On the mens tour, its tough, the power in the mens game now I think would make it difficult to get up to net and set up after the serve, plus the way the men hit angled shots today it is in some instances almost impossible to get up to net. Its possible, but whether it will happen or not I can't honestly say.

Noveson
02-23-2009, 05:42 PM
Maybe Nadal's insane racquet speed can't be trained but you can certainly improve your racquet speed to a good level through training.

I don't think you can improve your touch as much as you can improve your racquet speed through training.

And you can improve your touch to a good level also. Not to mention that touch alone isn't even that large of a part of a serve and volley game. Or that you are just guessing that you can train head speed more than you can touch.

Tennis_Monk
02-23-2009, 05:56 PM
Personally, when I was starting out as a kid I had (and still do) a killer serve but never came into the net. However, my coach was really old school so he pushed me into S&V. It's never come to me as a natural instinct, though. I prefer to volley when i've hit something wide cross court or if i'm coming in from the baseline on a floater..... I guess you could called that being a "volleyer" seperate of being a serve and volleyer.

In the big leagues, that kind of skill doesn't translate to a whole game though.
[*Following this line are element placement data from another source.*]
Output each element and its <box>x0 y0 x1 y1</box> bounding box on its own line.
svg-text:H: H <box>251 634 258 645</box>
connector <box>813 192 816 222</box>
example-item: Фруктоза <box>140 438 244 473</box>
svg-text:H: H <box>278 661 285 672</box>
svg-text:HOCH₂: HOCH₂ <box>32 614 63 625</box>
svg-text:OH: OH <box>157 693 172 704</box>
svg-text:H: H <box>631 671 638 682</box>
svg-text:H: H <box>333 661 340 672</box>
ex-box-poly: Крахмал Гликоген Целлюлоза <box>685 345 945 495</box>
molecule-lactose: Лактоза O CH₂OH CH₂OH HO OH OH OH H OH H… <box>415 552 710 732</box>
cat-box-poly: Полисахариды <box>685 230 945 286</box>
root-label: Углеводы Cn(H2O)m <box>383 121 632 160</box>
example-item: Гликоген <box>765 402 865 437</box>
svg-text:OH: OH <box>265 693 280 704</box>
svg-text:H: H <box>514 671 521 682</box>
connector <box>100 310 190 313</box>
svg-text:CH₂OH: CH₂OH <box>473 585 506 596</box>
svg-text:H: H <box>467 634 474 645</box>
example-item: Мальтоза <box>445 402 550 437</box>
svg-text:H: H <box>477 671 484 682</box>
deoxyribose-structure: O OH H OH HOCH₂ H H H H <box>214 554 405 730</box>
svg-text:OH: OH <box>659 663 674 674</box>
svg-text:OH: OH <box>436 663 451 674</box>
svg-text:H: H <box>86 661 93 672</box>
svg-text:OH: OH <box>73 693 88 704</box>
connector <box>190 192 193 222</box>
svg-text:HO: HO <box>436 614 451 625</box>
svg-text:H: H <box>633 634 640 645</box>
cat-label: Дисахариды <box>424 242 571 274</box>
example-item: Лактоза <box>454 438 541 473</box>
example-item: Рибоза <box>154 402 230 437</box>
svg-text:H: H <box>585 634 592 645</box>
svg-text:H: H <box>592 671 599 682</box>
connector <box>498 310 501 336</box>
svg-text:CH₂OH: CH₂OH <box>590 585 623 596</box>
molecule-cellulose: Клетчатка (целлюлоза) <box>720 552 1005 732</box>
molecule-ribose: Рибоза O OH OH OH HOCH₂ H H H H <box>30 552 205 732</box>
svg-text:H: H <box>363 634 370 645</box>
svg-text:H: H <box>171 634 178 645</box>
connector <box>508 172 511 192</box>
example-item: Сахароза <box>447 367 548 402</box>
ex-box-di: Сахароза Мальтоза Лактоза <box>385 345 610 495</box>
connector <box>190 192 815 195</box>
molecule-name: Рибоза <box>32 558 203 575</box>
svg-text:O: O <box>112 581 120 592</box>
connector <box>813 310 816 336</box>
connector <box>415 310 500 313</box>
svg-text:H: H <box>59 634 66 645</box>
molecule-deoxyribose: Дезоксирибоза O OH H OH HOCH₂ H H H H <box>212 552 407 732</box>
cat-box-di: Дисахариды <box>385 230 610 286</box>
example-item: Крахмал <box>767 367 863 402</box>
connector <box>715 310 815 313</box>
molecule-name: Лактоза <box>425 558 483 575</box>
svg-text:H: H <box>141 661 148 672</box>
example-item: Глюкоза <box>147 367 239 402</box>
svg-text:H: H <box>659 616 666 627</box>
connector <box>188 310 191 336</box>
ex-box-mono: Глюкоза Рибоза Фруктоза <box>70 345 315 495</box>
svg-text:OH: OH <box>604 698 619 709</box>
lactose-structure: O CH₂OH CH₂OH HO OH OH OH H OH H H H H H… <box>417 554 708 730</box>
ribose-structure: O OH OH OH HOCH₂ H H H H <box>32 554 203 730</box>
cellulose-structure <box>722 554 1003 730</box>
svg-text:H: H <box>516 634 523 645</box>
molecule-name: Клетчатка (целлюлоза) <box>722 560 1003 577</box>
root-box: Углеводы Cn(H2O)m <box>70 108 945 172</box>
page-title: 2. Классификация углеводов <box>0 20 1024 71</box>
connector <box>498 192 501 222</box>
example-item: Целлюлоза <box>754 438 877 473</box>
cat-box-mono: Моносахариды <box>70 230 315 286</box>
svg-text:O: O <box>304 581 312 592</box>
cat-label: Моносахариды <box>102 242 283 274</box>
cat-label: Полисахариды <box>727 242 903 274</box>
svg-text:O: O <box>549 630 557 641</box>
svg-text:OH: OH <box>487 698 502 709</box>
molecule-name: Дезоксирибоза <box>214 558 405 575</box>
Like has been said, you either need to do the serve and volley or you're sticking around at the baseline (90% of the time).

No offense but was wondering what a Killer serve is.

kevsaenz
02-23-2009, 06:52 PM
No offense but was wondering what a Killer serve is.

one that could potentially kill you if you get in its path.
http://www.youtube.com/watch?v=65Ri6zVXqew&feature=related

Tennis_Monk
02-23-2009, 07:30 PM
one that could potentially kill you if you get in its path.
http://www.youtube.com/watch?v=65Ri6zVXqew&feature=related

Andy Roddick hitting a Killer serve is very different from a TW recreational poster (unless i am incorrect).